Luanda -  Da última e única vez que me foi possível encontrar o José Machado, vulgo Mamborrô, estava ele internado no Hospital Josina Machel, em companhia de uma das suas filhas. Estava também lá a minha já falecida prima como irmã, Isabel Zau, quando a fui visitar, e alguém me disse que o Mamborrô se encontrava numa das salas ao lado. Quando o vi, achava-se bastante debilitado, mas lúcido, com vontade de cantar e gravar novas canções… enfim, com projectos e várias ideias para o futuro, como é próprio dos criadores, que acalentam sonhos, mesmo quando, em momentos difíceis da vida, são difíceis de realizar.

Fonte: JA

Numa primeira fase, recordei-me dele no terceiro piso de um prédio da Avenida Assis Brasil, no Rio de Janeiro, quando foi estudar música para o Brasil. Lá estava ele, com a sua viola, num dos andares da Angop, a morar com o jornalista João Belizário, no tempo em que o escritor e jornalista João Melo era o representante daquela agência noticiosa naquele país e morava no 11º andar daquele mesmo prédio. Talvez por isso, o João Melo chegou a ser uma espécie de protector do Mamborrô no Brasil.

 

Depois da visita que, circunstancialmente, fiz ao Mamborrô, no ex-Maria Pia, o cenário da minha memória trouxe-me à imagem um pré-adolescente, que vi, pela primeira vez, no estúdio da CT1 da Rádio Nacional, onde trabalhavam, entre outros, o Artur Arriscado, o Marques, o Henriques, o Airosa… Era eu um colaborador do programa Piô-Piô e musicava muitos poemas infantis dos escritores Dario de Melo e Octaviano Correia, para serem difundidos.
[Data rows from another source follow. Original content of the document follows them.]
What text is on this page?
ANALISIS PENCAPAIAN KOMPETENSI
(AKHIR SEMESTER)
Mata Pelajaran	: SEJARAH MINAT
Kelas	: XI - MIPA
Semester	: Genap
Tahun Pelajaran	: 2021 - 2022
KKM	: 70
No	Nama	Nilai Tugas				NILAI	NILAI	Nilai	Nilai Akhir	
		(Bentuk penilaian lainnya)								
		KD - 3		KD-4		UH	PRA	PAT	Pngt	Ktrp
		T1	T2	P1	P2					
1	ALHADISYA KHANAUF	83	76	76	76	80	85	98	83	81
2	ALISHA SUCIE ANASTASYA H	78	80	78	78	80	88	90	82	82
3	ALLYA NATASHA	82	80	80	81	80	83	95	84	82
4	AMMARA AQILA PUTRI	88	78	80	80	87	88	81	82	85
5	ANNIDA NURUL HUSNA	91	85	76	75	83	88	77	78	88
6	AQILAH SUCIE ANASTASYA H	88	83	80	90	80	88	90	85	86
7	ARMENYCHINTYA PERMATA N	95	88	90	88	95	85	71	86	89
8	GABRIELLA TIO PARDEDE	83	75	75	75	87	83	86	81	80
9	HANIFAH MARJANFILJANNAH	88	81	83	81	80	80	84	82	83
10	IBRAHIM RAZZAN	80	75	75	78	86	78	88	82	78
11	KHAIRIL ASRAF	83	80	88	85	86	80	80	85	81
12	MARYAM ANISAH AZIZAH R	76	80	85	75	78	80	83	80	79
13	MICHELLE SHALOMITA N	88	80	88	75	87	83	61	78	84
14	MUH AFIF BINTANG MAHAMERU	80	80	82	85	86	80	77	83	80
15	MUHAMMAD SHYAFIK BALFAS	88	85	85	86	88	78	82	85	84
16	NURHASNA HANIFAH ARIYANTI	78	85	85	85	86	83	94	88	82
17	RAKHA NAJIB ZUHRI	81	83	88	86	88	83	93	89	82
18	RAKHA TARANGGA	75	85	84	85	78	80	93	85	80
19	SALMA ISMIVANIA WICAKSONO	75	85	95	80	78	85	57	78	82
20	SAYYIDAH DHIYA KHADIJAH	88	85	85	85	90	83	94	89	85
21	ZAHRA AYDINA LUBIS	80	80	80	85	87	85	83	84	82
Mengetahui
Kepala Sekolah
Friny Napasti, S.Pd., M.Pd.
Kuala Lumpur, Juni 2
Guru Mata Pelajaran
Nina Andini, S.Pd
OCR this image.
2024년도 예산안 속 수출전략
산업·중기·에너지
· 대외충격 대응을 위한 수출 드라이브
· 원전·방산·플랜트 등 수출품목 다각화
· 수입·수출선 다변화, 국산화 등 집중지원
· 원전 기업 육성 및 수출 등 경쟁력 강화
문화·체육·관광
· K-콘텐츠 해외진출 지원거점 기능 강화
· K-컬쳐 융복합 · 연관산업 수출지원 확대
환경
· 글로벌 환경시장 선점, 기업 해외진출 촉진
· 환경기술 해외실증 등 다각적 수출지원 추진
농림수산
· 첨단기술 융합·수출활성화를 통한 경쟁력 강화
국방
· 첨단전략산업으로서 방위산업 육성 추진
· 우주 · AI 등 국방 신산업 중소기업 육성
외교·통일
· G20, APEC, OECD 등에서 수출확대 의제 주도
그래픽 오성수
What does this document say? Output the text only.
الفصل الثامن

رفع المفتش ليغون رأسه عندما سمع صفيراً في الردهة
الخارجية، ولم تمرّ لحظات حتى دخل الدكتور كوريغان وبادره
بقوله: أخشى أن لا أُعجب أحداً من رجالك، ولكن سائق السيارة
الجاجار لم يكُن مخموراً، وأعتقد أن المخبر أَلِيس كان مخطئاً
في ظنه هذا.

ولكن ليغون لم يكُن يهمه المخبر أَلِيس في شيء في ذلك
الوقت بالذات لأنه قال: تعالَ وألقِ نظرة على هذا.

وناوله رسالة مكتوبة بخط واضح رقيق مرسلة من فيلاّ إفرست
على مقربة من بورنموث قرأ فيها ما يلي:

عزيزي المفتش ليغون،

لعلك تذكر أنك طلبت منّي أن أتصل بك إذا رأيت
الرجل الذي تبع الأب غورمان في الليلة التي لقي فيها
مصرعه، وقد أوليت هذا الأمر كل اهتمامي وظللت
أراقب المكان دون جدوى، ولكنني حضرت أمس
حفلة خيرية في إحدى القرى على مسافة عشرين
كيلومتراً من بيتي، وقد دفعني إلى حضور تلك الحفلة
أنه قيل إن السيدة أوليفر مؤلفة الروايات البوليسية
 A Luísa Fançoni era a Directora de Programas e, no Natal, promovia bonitos espectáculos infantis, com danças, peças teatrais e música, envolvendo crianças e pré-adolescentes que, da parte da tarde, iam fazer os seus trabalhos da escola naquela rádio e brincar, sob a orientação da Mena e da Paulina, ocupando, assim, os seus tempos livres. Muitas dessas crianças chegaram a visitar a ex-RDA e a Holanda, salvo erro. Iniciativas que infelizmente se foram perdendo.


José Machado, tal como Lucas de Brito (Tim Maia e depois Maya Cool), Ângelo (mais tarde Boss), António Campos (actualmente jornalista da RNA) e outros mais, responderam a uma chamada da Rádio Piô, para prestarem testes para cantores infantis e lá estavam, na CT1, para serem apreciados os seus dotes musicais.De entre várias, a canção “Mamborrô das Garotas”, do José Machado, despertou, de forma particular, a nossa atenção, não só pelo estilo atrevido da letra, cantada por um homem pequeno, mas, sobretudo, pela performance de pequeno artista que, naquela pequena safra, despontava para o futuro.


O play-back para o espectáculo foi preparado, ao pormenor, pelo Artur Arriscado, com o Henrique João ao piano, julgo ainda com o Moreira Filho e o Marito da Banda Maravilha, respectivamente, no baixo e na bateria (já não me lembro bem, pois passaram já muitos anos) e eu próprio na percussão. Um espectáculo, que, tal como o Programa Piô-Piô, abria sempre com a canção do mesmo nome, composta para o efeito pelo Dionísio Rocha.


Não posso deixar de ver o Artur Arriscado, agarrado à nova mesa de estúdio da CT1, completamente hipnotizado pelo miúdo José Machado, que, passou a ser conhecido pelo título da sua canção de estreia. Um pequeno adolescente, com um enorme potencial musical que, ainda na flor da vida, nos deixa fisicamente. Contudo, algumas das suas músicas ficam necessariamente presas aos cânones futuros da urbana música popular angolana.


Eu, Mamborrô, fico com a tua bonita interpretação em “Vovô Samba”, e o teu sorriso meio tímido e malandro, de criança crescida, que, pela primeira vez, no meio de muitos meninos e meninas da Rádio Piô, chegou à CT1. Descansa em Paz meu e nosso miúdo, criador e intérprete de canções, que deixam, certamente, o seu timbre no nosso cancioneiro. O Mamborrô partiu jovem para a sempre. Mas, connosco, fica a sua imagem, na nossa retina, e a sua música, no nosso ouvido. Descansa em Paz, meu bom miúdo.